Payton and Paton capped their first draft together by selecting Oregon's 6-foot-4 center Alex Forsyth in the seventh round.

Skinner’s draft stock fell from a projected third- or fourth-rounder after he tore a pectoral muscle while bench pressing ahead of the NFL scouting combine.

“I don’t really consider it a drop,” Skinner said. “I consider it me being placed in the right hands. And the Denver Broncos obviously are the correct hands for me.”

The Broncos traded the second of their two sixth-rounders Saturday to New Orleans for the Saints' seventh-round compensatory pick they used to select Forsyth and fourth-year tight end Adam Trautman, a third-round selection by the Saints in 2020.

Like all of their draft picks this weekend, Trautman is versatile, in this case as a blocker and a receiving target. Payton said he was thrilled to reunite with Trautman, who becomes the sixth former Saints player on Denver's roster.

"That was something that was just as exciting as any part of yesterday or today because that was something we were looking for," Payton said.

The Broncos entered the draft without a first- or second-round pick after acquiring Wilson from Seattle last year and Payton from the Saints this year.
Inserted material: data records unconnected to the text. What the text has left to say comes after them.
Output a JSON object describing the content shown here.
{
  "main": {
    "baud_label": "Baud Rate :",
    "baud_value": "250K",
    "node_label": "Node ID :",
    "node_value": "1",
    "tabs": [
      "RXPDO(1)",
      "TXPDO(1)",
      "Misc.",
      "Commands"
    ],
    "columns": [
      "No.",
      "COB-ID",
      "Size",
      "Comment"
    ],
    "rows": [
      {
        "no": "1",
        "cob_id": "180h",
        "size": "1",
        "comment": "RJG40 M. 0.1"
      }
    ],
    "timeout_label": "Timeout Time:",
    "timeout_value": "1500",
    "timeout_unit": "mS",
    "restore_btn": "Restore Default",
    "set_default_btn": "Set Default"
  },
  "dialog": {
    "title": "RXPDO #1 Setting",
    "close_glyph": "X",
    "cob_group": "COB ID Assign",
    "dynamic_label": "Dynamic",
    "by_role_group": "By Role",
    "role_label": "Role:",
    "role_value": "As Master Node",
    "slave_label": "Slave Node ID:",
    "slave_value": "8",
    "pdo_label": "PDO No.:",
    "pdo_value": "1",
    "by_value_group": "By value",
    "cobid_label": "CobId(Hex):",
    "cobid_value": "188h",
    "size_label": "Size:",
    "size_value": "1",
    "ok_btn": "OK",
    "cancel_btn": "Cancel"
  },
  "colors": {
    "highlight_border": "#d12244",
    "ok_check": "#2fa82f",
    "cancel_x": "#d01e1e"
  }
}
With only a fistful of picks, the Broncos did the bulk of their roster rebuilding in free agency, where they were the league's biggest spenders, signing 14 players to contracts totally a whopping $242,647,500.

That was only slightly more than the $242,588,236 they gave Wilson, who signed a five-year contract extension on the eve of Denver’s dreadful 2022 season.

Unlike last year, when the Broncos tweeted a faux video of the team drafting Wilson with the ninth pick they had dealt to Seattle, the mood wasn't as buoyant in Round 1 this time. Nor were there any glimpses of the team's brass spending the night watching Wilson's highlights from his decade in Seattle.

There weren't many high points from Wilson's horrid first season in Denver, which resulted in a 5-12 finish, another coaching change and the gift of a top-5 draft pick to the Seahawks, who reached the NFC playoffs under his longtime backup Geno Smith.

Seattle used that fifth overall pick on Illinois cornerback Devin Witherspoon on Thursday night and grabbed edge rusher Derick Hall in the second round Friday.

That closes the blockbuster trade that netted the Broncos Wilson and 2022 fourth-rounder Eyioma Uwazurike and sent Seattle veterans Drew Lock, Noah Fant and Shelby Harris and four premium picks, which they parlayed into Witherspoon and Hall, along with tackle Charles Cross and linebacker Boye Mafe last year.

Payton's priority this season will be straightening out Wilson, and that process may have begun in earnest with the addition of a breakaway threat in Mims to help jumpstart an offense that ranked dead last in scoring in 2022 for the first time since 1966.

“Again, we heard it a million times: ‘We got our guy today.' All right, half of them are lying," Payton said. “But, I would say — and I don't want to speak for George, but — man, I was excited” about Denver's selections.